This divine version of the traditional Puerto Rican dessert was created by Chef Naxielly Dominguez for our healthy cooking classes in Spanish. Not only is this coconut flan low fat, it is so simple... to make and delicious to eat that it has since become a firm favorite at all of our classes. A real tropical treat.
Preheat oven to 350 degrees. Set 8 4-ounce ramekins or aluminum muffin tins in two large roasting pans and set aside.
In a small, heavy saucepan, bring the sugar and water to a boil over moderately high heat; stir occasionally until the sugar dissolves. Boil without stirring until an amber caramel forms, about 5 to 7 minutes. Pour about ½ tablespoon of the caramel into the ramekins using a metal spoon, then swirl to coat the bottom of the ramekin. Immediately sprinkle each ramekin with ½ tablespoon of grated coconut and set aside.

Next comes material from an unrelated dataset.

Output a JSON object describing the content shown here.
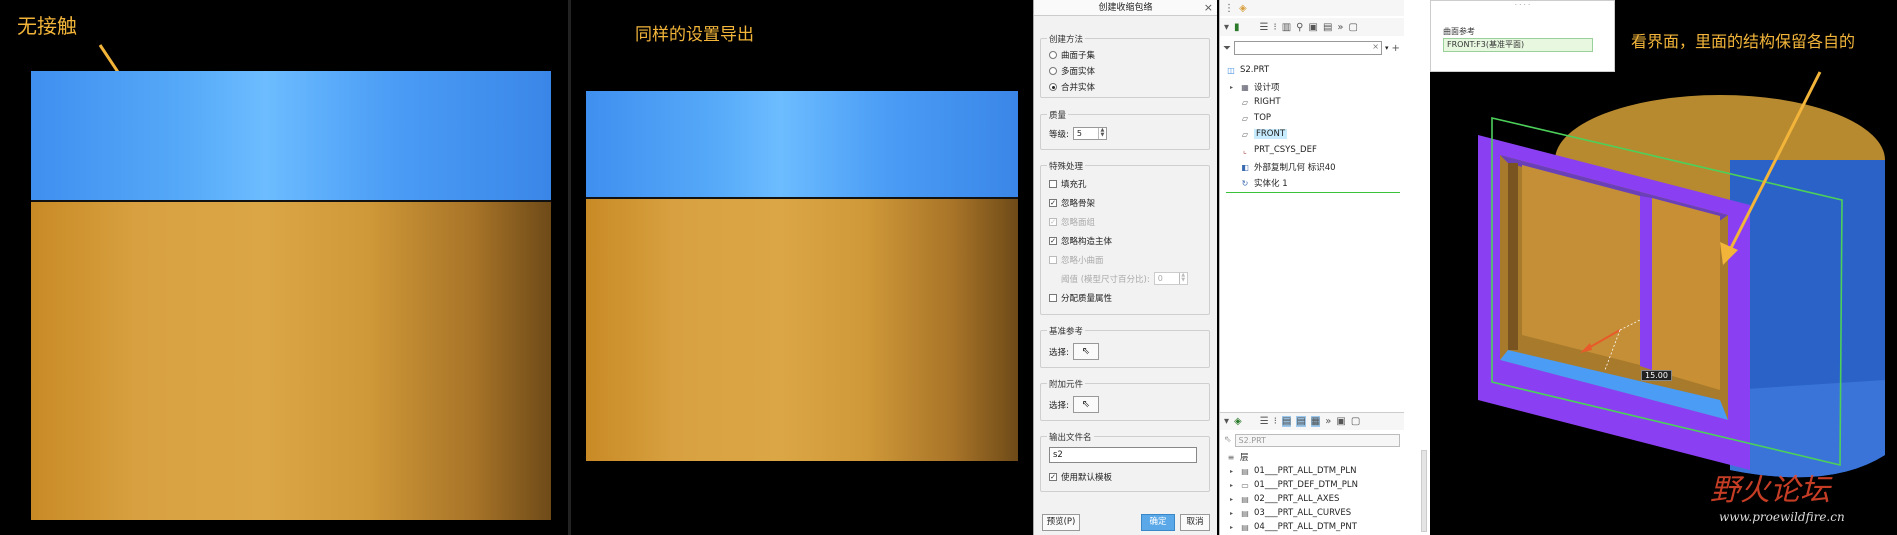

In a blender or food processor, put the rest of the grated coconut, cream cheese, coconut milk, condensed milk, eggs, and vanilla. Blend until you get a uniform mixture. Transfer to a bowl and stir for a couple of minutes to remove the foam.
Pour the custard into the prepared ramekins. Pour boiling water into the roasting pan to reach two-thirds of the way up the sides of the ramekins. Bake the custards for about 30 minutes or until set. Let cool in the water bath for about 20 minutes, then transfer to the refrigerator.
To turn them out, run a sharp knife round the inside edge. Set a plate over the top and quickly turn the whole thing upside down. The flan should plop out onto the plate along with a dribble of caramel. If the flan is very cold, sit them in ¼-inch of hot water for 5 minutes — this will loosen the caramel before turning them out.
Chef Naxielly Dominguez
When making the caramel, use a small stainless steel pan for the best results.
We’ve called for ½ cup ramekins per serving, but we often use ¼ cups at classes. It is just enough to satisfy a sweet tooth without going overboard on the calories. If you do use the smaller size, check the flan for doneness after 20 minutes.
If you need extra calories, use regular coconut milk and whole condensed milk.